What causes cystic fibrosis?
Cystic fibrosis is caused by a mutation in the gene for a protein called cystic fibrosis transmembrane conductance regulator. This protein controls the movement of water and salt in and out of cells. It also allows the body to regulate the composition of sweat, mucus and digestive juices. When this protein isn’t working it creates thick sticky mucus and extremely salty sweat. This mucus accumulates in the lungs and not only makes it hard to breathe, but also provides a breeding ground for bacteria that cause chest infections.

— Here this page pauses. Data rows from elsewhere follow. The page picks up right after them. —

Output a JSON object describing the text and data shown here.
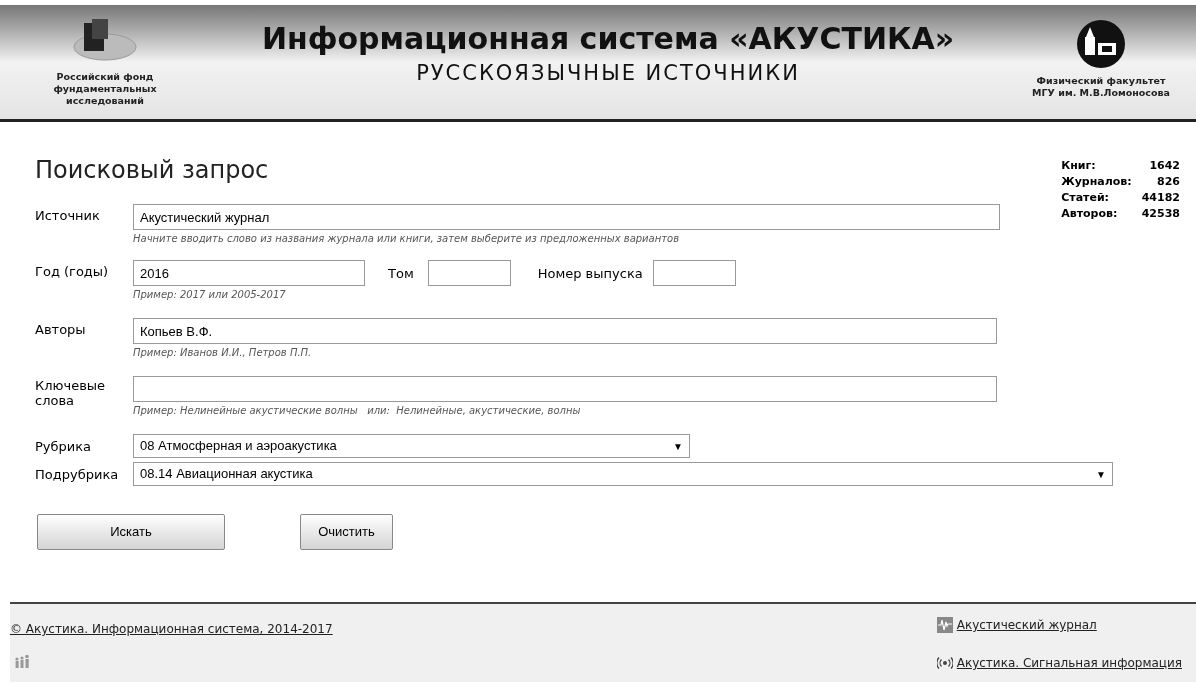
{
  "header": {
    "left_org": "Российский фонд фундаментальных исследований",
    "title": "Информационная система «АКУСТИКА»",
    "subtitle": "РУССКОЯЗЫЧНЫЕ ИСТОЧНИКИ",
    "right_org_line1": "Физический факультет",
    "right_org_line2": "МГУ им. М.В.Ломоносова"
  },
  "page_title": "Поисковый запрос",
  "stats": [
    {
      "label": "Книг:",
      "value": "1642"
    },
    {
      "label": "Журналов:",
      "value": "826"
    },
    {
      "label": "Статей:",
      "value": "44182"
    },
    {
      "label": "Авторов:",
      "value": "42538"
    }
  ],
  "form": {
    "source": {
      "label": "Источник",
      "value": "Акустический журнал",
      "hint": "Начните вводить слово из названия журнала или книги, затем выберите из предложенных вариантов"
    },
    "year": {
      "label": "Год (годы)",
      "value": "2016",
      "hint": "Пример: 2017 или 2005-2017"
    },
    "volume": {
      "label": "Том"
    },
    "issue": {
      "label": "Номер выпуска"
    },
    "authors": {
      "label": "Авторы",
      "value": "Копьев В.Ф.",
      "hint": "Пример: Иванов И.И., Петров П.П."
    },
    "keywords": {
      "label": "Ключевые слова",
      "hint": "Пример: Нелинейные акустические волны   или:  Нелинейные, акустические, волны"
    },
    "rubric": {
      "label": "Рубрика",
      "value": "08 Атмосферная и аэроакустика",
      "arrow": "▼"
    },
    "subrubric": {
      "label": "Подрубрика",
      "value": "08.14 Авиационная акустика",
      "arrow": "▼"
    }
  },
  "buttons": [
    "Искать",
    "Очистить"
  ],
  "footer": {
    "copyright": "© Акустика. Информационная система, 2014-2017",
    "links": [
      {
        "kind": "journal",
        "label": "Акустический журнал"
      },
      {
        "kind": "signal",
        "label": "Акустика. Сигнальная информация"
      }
    ]
  }
}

The defective gene that causes cystic fibrosis is inherited. It takes two copies of the faulty gene, one from each parent, to cause cystic fibrosis. This means that many people carry one copy of the faulty gene without ever knowing it. In fact, it is estimated that 1 in 25 people from a Caucasian background carry 1 faulty gene that causes this disease!
There is no cure for cystic fibrosis and the disease must be carefully managed. Most patients require long-term antibiotics to prevent chest infections. They may also require techniques to dislodge the thick mucus. As the disease progresses mechanical breathing support and lung transplantation may be required. Life expectancy depends on the level of medical care. In the United States the average life expectancy is about 37 years.